Midpeninsula Post

Gunn High School’s “Game of Throws” juggling festival engages newcomers, veterans alike

Gunn High School's juggling festival in January 2023. (Yoochan An)

The Henry M. Gunn and Palo Alto High School juggling clubs hosted the fourth annual “Game of Throws Juggling and Flow Festival” last weekend. The festival — which attracted over 400 audience members, vendors and volunteers — included juggling performances, workshops and a gala show.

Organized by Gunn Japanese teacher Matt Hall, who has already led the “Game of Throws” three times during his time as Paly’s juggling club advisor, this year’s festival marked the first event hosted by both Gunn and Paly’s juggling clubs.

“When I got to [Gunn] I became the faculty advisor for the Gunn juggling club and I kind of talked [the club members] into it,” Hall said. “I said ‘Hey we used to do this… [do] you guys want to do it here?’ They said yes, and we’ve been planning this [event] for over a year now.”

Hall, who has been juggling for over 20 years, solicited help from jugglers from the Bay Area and around the world. Club members from both schools were integral in running the festival, and several students from Gunn’s stage tech program pitched in to help with the performances.

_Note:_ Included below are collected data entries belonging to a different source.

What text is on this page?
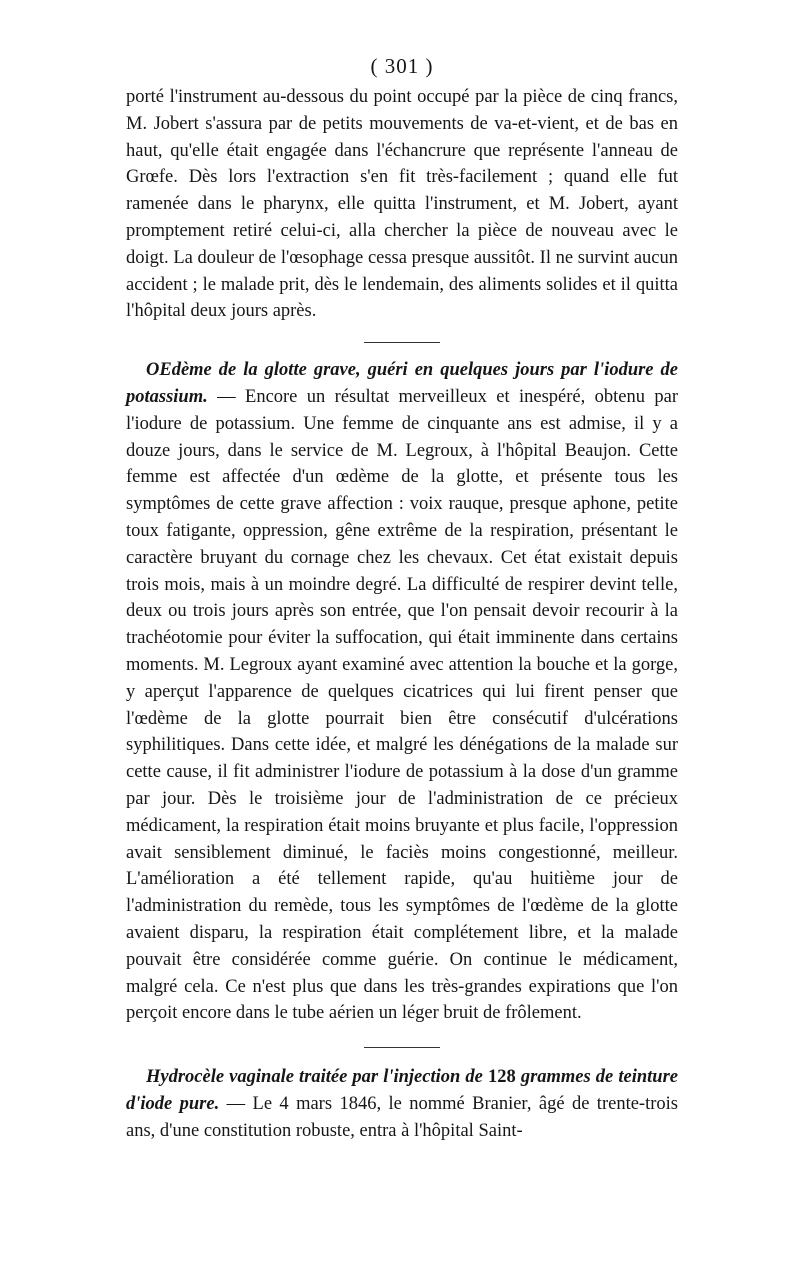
( 301 )

porté l'instrument au-dessous du point occupé par la pièce de cinq francs, M. Jobert s'assura par de petits mouvements de va-et-vient, et de bas en haut, qu'elle était engagée dans l'échancrure que représente l'anneau de Grœfe. Dès lors l'extraction s'en fit très-facilement ; quand elle fut ramenée dans le pharynx, elle quitta l'instrument, et M. Jobert, ayant promptement retiré celui-ci, alla chercher la pièce de nouveau avec le doigt. La douleur de l'œsophage cessa presque aussitôt. Il ne survint aucun accident ; le malade prit, dès le lendemain, des aliments solides et il quitta l'hôpital deux jours après.

OEdème de la glotte grave, guéri en quelques jours par l'iodure de potassium. — Encore un résultat merveilleux et inespéré, obtenu par l'iodure de potassium. Une femme de cinquante ans est admise, il y a douze jours, dans le service de M. Legroux, à l'hôpital Beaujon. Cette femme est affectée d'un œdème de la glotte, et présente tous les symptômes de cette grave affection : voix rauque, presque aphone, petite toux fatigante, oppression, gêne extrême de la respiration, présentant le caractère bruyant du cornage chez les chevaux. Cet état existait depuis trois mois, mais à un moindre degré. La difficulté de respirer devint telle, deux ou trois jours après son entrée, que l'on pensait devoir recourir à la trachéotomie pour éviter la suffocation, qui était imminente dans certains moments. M. Legroux ayant examiné avec attention la bouche et la gorge, y aperçut l'apparence de quelques cicatrices qui lui firent penser que l'œdème de la glotte pourrait bien être consécutif d'ulcérations syphilitiques. Dans cette idée, et malgré les dénégations de la malade sur cette cause, il fit administrer l'iodure de potassium à la dose d'un gramme par jour. Dès le troisième jour de l'administration de ce précieux médicament, la respiration était moins bruyante et plus facile, l'oppression avait sensiblement diminué, le faciès moins congestionné, meilleur. L'amélioration a été tellement rapide, qu'au huitième jour de l'administration du remède, tous les symptômes de l'œdème de la glotte avaient disparu, la respiration était complétement libre, et la malade pouvait être considérée comme guérie. On continue le médicament, malgré cela. Ce n'est plus que dans les très-grandes expirations que l'on perçoit encore dans le tube aérien un léger bruit de frôlement.

Hydrocèle vaginale traitée par l'injection de 128 grammes de teinture d'iode pure. — Le 4 mars 1846, le nommé Branier, âgé de trente-trois ans, d'une constitution robuste, entra à l'hôpital Saint-
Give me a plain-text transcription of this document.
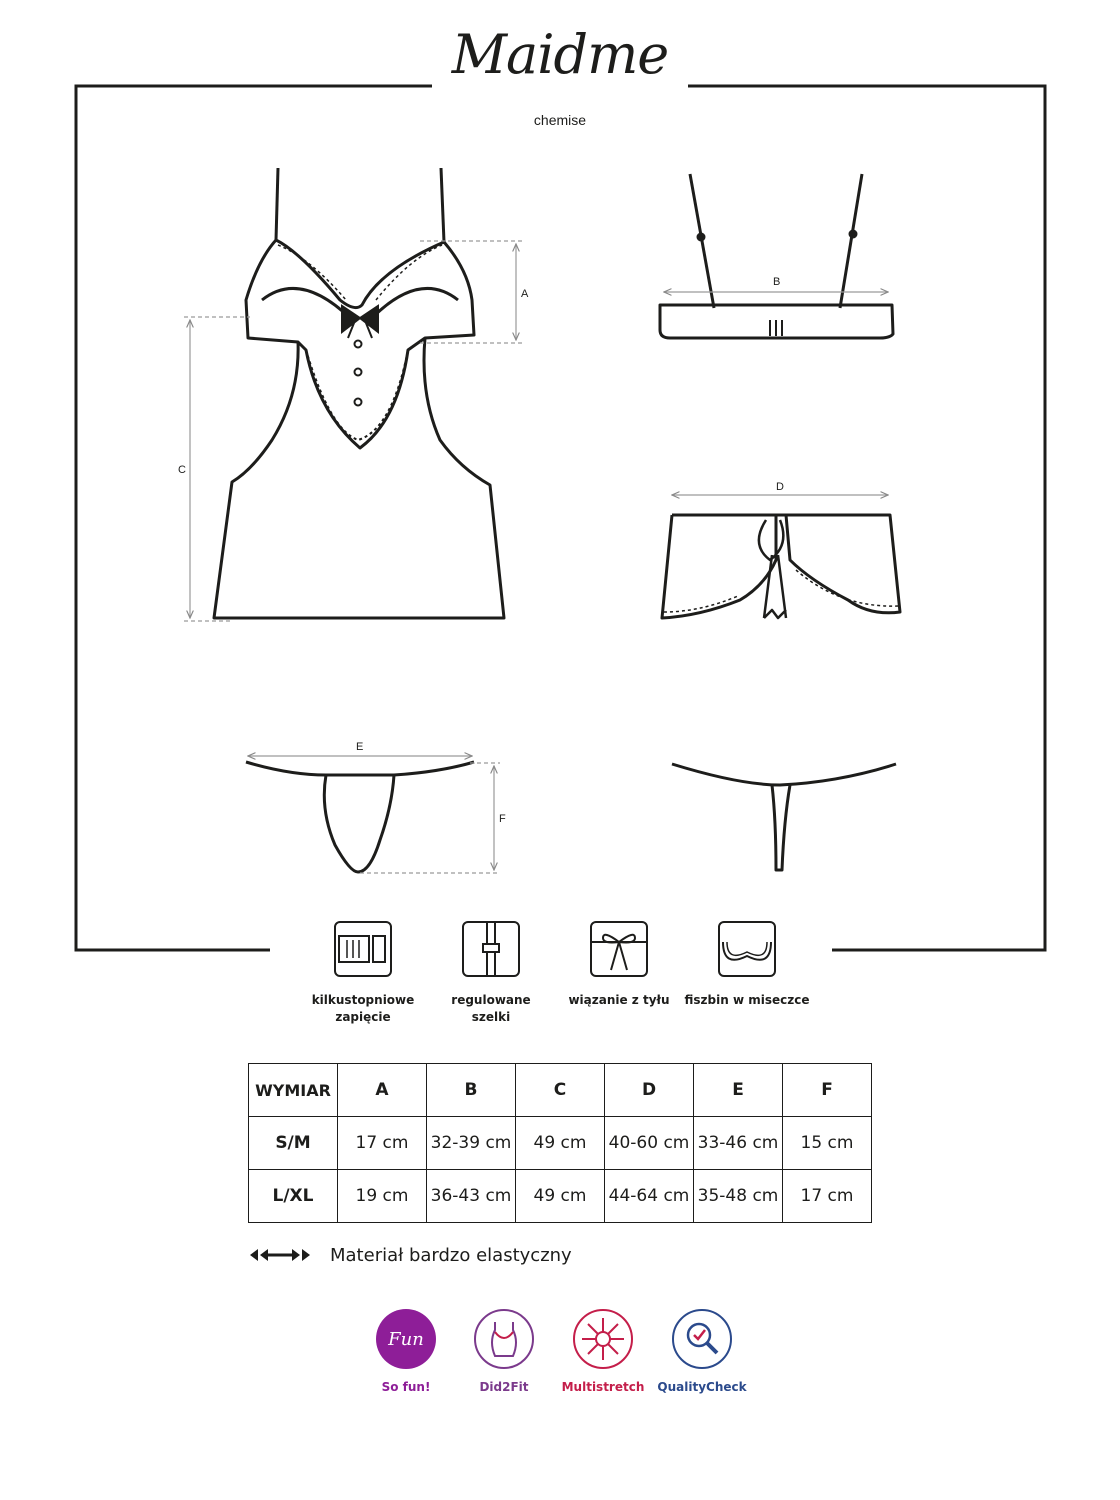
A
C
B
D
E
F
Maidme
chemise
kilkustopniowe
zapięcie
regulowane
szelki
wiązanie z tyłu	fiszbin w miseczce
WYMIAR	A	B	C	D	E	F
S/M	17 cm	32-39 cm	49 cm	40-60 cm	33-46 cm	15 cm
L/XL	19 cm	36-43 cm	49 cm	44-64 cm	35-48 cm	17 cm
Materiał bardzo elastyczny
Fun
So fun!	Did2Fit	Multistretch	QualityCheck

“Quite a few of us volunteered at the front desk, checking people in, getting people acquainted with how the festival worked, and because this was our biggest festival yet, there were a lot of new faces,” said Ethan Cheng, Gunn senior and juggling club president. “A lot of the club members also publicized [the event] on Instagram.”

For Cheng — whose interactions with jugglers had previously only come from school -– meeting and engaging with members of the international juggling community was an unprecedented experience.

“The community was amazing,” Cheng said. “[The jugglers] were very outgoing, very willing to talk to anybody and teach anybody anything. One of my friends who’d never juggled before walked up to a random juggler juggling hats, and I saw them talking and learning after just moments.”

For three-time world juggling champion Frank Olivier, the festival was an opportunity to catch up with members of the community after some time away, and to meet the newest generation of jugglers.

“I’m 62 years old, so I just want to see how badly I’ve been left in the dust by these kids,” Olivier said. “I came out to hang out with friends, to perform in the show and to get re-inspired.”

Juggling influencer Taylor Glenn, who has over 200,000 followers across Instagram, Youtube and TikTok, said she came to the festival to interact with the juggling community and sell juggling equipment.

“My favorite thing is learning juggling, and this [festival] has a great workshop lineup,” Glenn said. “I’ve already met a lot of people and talked to a lot of people who said they had a breakthrough on a pattern or a trick, or they learned a new prop. To me personally, that is one of the most valuable things you can get at all in life, especially in a juggling festival, so if I can help someone do that, that’s the best.”

Hall said the primary intention of the festival was to introduce new attendees to the world of circus arts and inspire those who were already in it.

“I hope attendees get out of the [festival] entertainment, relaxation, escape, and a deeper understanding of this thing we call the circus arts,” Hall said. “The goal is to share these arts with the Palo Alto community and as many people as possible.”

Cheng said he hopes that the festival provided not only access to juggling but also to the international juggling community and its members.

“I hope [the attendees] got the most out of the community as I did, learning new things, meeting new people, and seeing how welcoming it was,” Cheng said.